Hill: When you look at the stock, it's $1,500 a share, it's basically flat today. Off of a quarter like this, do you look at it is just like, look, this is a richly valued stock and they would've needed something even better for the stock to be moving higher today?

Beyers: Yes. It's another one of those shrug emoji stocks where we are like, "Yes, we're used to seeing this." It doesn't move the needle very much, it just proves the inherent greatness of the business. This is one, I've said this before, Chris, if you don't own shares of this and you understand that it's richly valued, that's totally fine. If you're interested in it, buy one share. If you can do that, if you're here in the United States, if you're overseas and you don't get the benefit of free trades, just make a small amount, just a small trade in the stock, and then build over time because this is one that is not going to get cheaper anytime soon, but its greatness is going to compound.

Hill: To go back to Starbucks, and again, I'm not knocking the Wall Street analysts who come out with these notes, that's their job and they're smart and I'm not questioning their intelligence. I do, however, like to remind myself every now and then that their time frame is different than the time frame we talk about here at The Motley Fool because Starbucks, the picture in China is not perfect and there's always going to be challenges in running and growing a business that big. But Johnson's experienced, he's got a smart team around him. He knows what he's doing. It's like, if your time frame is the next three months, yeah, I get why you're neutral on Starbucks. If you're thinking about it for five and 10 years, and that's how I look at Shopify, I don't own shares, it's on my watch list and part of me is like, "I should probably just buy a couple of shares just to stick it away and not think about it for the next decade because I bet a decade from now, which is my time frame, it's going to be higher."

Beyers: Right. I look at it the same. The Starbucks argument is, "Do we believe people are still drinking coffee and drinking it in greater volume over the next 10 years?" Yeah, I think so. With Shopify, same thing. Do we think a greater portion of business will be done globally and online? Do we think that's a reasonable assumption? I think the answer to that is, yeah. The portion of business that can be done online or done in a hybrid fashion, where you order online and pick up or order online and get it delivered. Yeah, that's going to happen and it's not going to all be centered around one vendor called Amazon, it's going to be a lot of businesses. If you were to put Shopify and Amazon together, and you thought of Shopify as one ecosystem and Amazon as the other, how much of the world's business are you talking about? It's a lot, but it's also still less than 50%; that is extraordinary. I think there's a lot of room for growth here, Chris, no doubt, no doubt in my mind. But yeah, there's also no doubt it's a very richly priced stock, so one or two shares and tuck it away, I think it's a good strategy.

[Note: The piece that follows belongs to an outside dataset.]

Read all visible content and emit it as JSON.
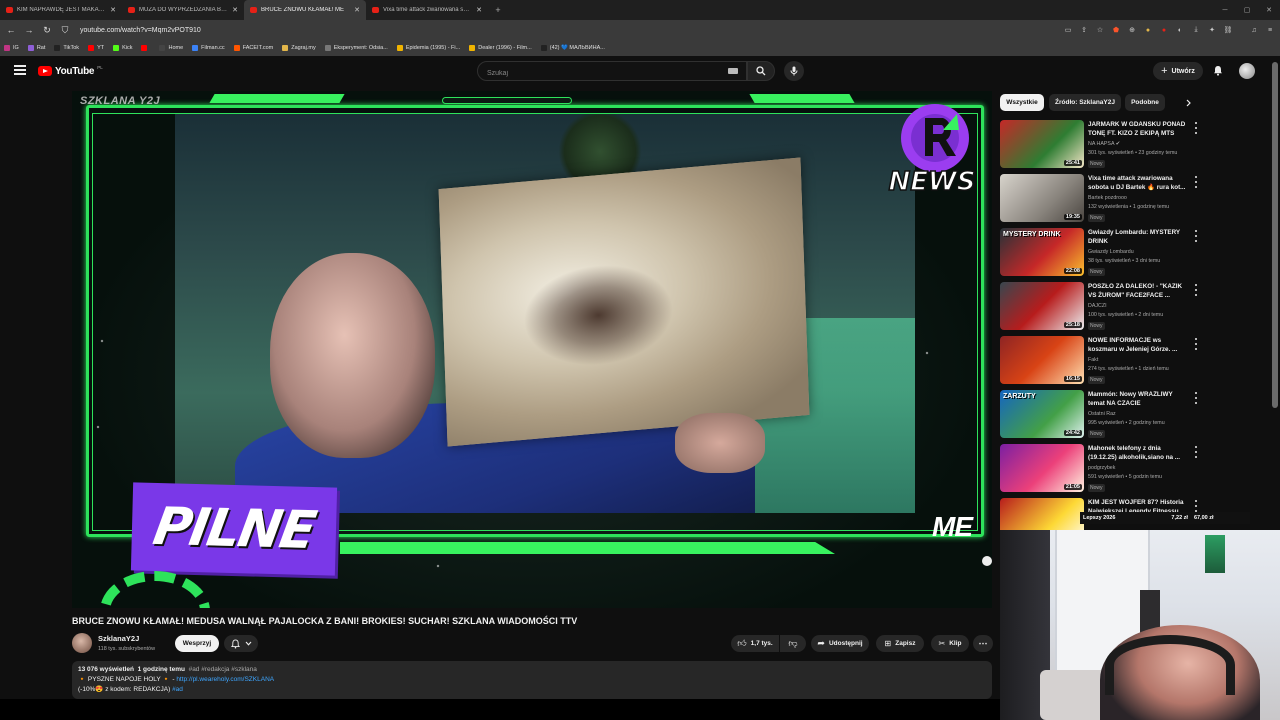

Hill: Tim Beyers, always great talking to you. Thanks for being here.

Beyers: Thanks, Chris.

Hill: As always, people on the program may have interest in the stocks they talk about and The Motley Fool may have formal recommendations for or against, so don't buy or sell stocks based solely on what you hear. That's going to do it for this edition of MarketFoolery. The show is mixed by Austin Morgan. I'm Chris Hill, thanks for listening. We'll see you tomorrow.